Une date reléguée en fin d'article, notamment en raison du fait que l'auteur de l'article avait eu Glad juste avant publication, et n'avait pas eu ou pris le temps nécessaire pour le remanier en conséquence. Car cette nouvelle date recule d'un an la date théorique de création du groupe, éliminant d'emblée un certain nombre de faits et de témoignages rattachés par erreur à son existence, tels que, nous concernant, l'histoire de "la lettre". Bref, pour Hervaud, nous avons ici bien raté "l'occasion de passer au peigne fin toute la production médiatique fautive"
.
Cependant, son insistance, encore aujourd'hui, à défendre l'idée qu'un de ses tweets invitant à "payer une bonne bière" à une journaliste, comprenant le photomontage d'une pinte de bière dans un vagin à côté duquel figure une canette, ne méritait pas l'évocation jugée trompeuse par Numerama
(et nous), au prétexte que ce n'était qu'une parodie de pub canadienne qui ne lui valut aucun ennui à Libération où il travaillait, demeure incompréhensible – même s'il reconnaît que "poster ce visuel explicite bas de plafond et idiot était regrettable".

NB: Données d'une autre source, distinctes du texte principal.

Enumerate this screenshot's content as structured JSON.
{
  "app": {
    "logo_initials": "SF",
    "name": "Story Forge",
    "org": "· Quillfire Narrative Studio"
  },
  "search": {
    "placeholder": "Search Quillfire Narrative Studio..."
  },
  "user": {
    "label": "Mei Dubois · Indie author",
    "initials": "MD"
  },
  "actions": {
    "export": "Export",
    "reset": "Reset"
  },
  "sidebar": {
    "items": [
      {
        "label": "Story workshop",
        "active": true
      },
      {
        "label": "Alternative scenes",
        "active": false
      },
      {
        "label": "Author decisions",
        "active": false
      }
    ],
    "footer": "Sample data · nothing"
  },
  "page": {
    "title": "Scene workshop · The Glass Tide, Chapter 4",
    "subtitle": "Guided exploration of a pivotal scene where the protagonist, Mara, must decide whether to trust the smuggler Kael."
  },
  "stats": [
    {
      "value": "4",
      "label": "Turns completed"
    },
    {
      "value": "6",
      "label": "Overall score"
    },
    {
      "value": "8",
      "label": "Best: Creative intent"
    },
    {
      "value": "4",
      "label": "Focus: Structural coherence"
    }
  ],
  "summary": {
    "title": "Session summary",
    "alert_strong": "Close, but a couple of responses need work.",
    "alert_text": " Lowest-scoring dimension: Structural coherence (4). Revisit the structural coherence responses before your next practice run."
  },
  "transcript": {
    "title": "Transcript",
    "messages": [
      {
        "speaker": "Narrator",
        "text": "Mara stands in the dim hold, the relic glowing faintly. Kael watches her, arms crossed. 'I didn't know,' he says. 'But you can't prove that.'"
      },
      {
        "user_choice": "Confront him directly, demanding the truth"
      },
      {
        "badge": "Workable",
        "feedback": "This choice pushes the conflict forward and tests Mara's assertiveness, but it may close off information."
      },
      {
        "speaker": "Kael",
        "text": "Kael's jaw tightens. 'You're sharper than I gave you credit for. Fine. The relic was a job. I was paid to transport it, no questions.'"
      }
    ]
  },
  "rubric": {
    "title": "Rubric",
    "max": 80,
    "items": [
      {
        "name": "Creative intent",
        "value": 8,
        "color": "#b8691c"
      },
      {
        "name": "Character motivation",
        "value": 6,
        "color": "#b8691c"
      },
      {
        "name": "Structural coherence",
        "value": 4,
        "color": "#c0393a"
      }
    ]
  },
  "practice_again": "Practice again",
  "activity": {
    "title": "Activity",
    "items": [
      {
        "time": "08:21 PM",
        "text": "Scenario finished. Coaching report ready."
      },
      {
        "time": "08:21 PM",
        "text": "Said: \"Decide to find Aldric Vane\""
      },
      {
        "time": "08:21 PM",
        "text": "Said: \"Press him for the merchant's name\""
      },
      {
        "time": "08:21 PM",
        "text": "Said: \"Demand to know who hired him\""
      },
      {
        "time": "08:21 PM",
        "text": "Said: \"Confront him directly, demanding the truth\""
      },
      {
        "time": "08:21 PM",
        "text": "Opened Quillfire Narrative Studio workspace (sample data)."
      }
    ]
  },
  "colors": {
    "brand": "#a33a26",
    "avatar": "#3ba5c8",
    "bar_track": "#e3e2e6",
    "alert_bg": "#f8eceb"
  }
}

D'autres erreurs, et un gros retard
Suivent plusieurs mois sans articles, mais avec l'interpellation – sur Twitter, forcément – de notre rédactrice en chef par Vincent Glad (qui lui avait par ailleurs menti à l'époque du torrent médiatique, en lui affirmant par téléphone n'avoir pas participé à un compte "troll" collectif, @foutlamerde, auquel il a ensuite admis avoir contribué). "Cette histoire me travaille - l'éléphant dans nos newsrooms. Mais […] cela exige un genre de task force sur plusieurs semaines. Je n'ai pas ça. Mais n'ai pas renoncé", leur répond-elle alors. En novembre 2019, nous rapportons que la ligue du LOL a entraîné "un licenciement de trop", en l'occurrence celui de Guillaume Ledit par le magazine Usbek et Rica
: "Pourtant, aucun témoignage ne l'accusait, aucun tweet compromettant n'avait refait surface." Fallait-il titrer sur un licenciement "de trop", compte tenu du fait qu'à ce jour, aucun des licenciements liés à la ligue du LOL n'a été validé définitivement en justice ? Alexandre Hervaud et Lucille H. nous en font en tout cas le reproche.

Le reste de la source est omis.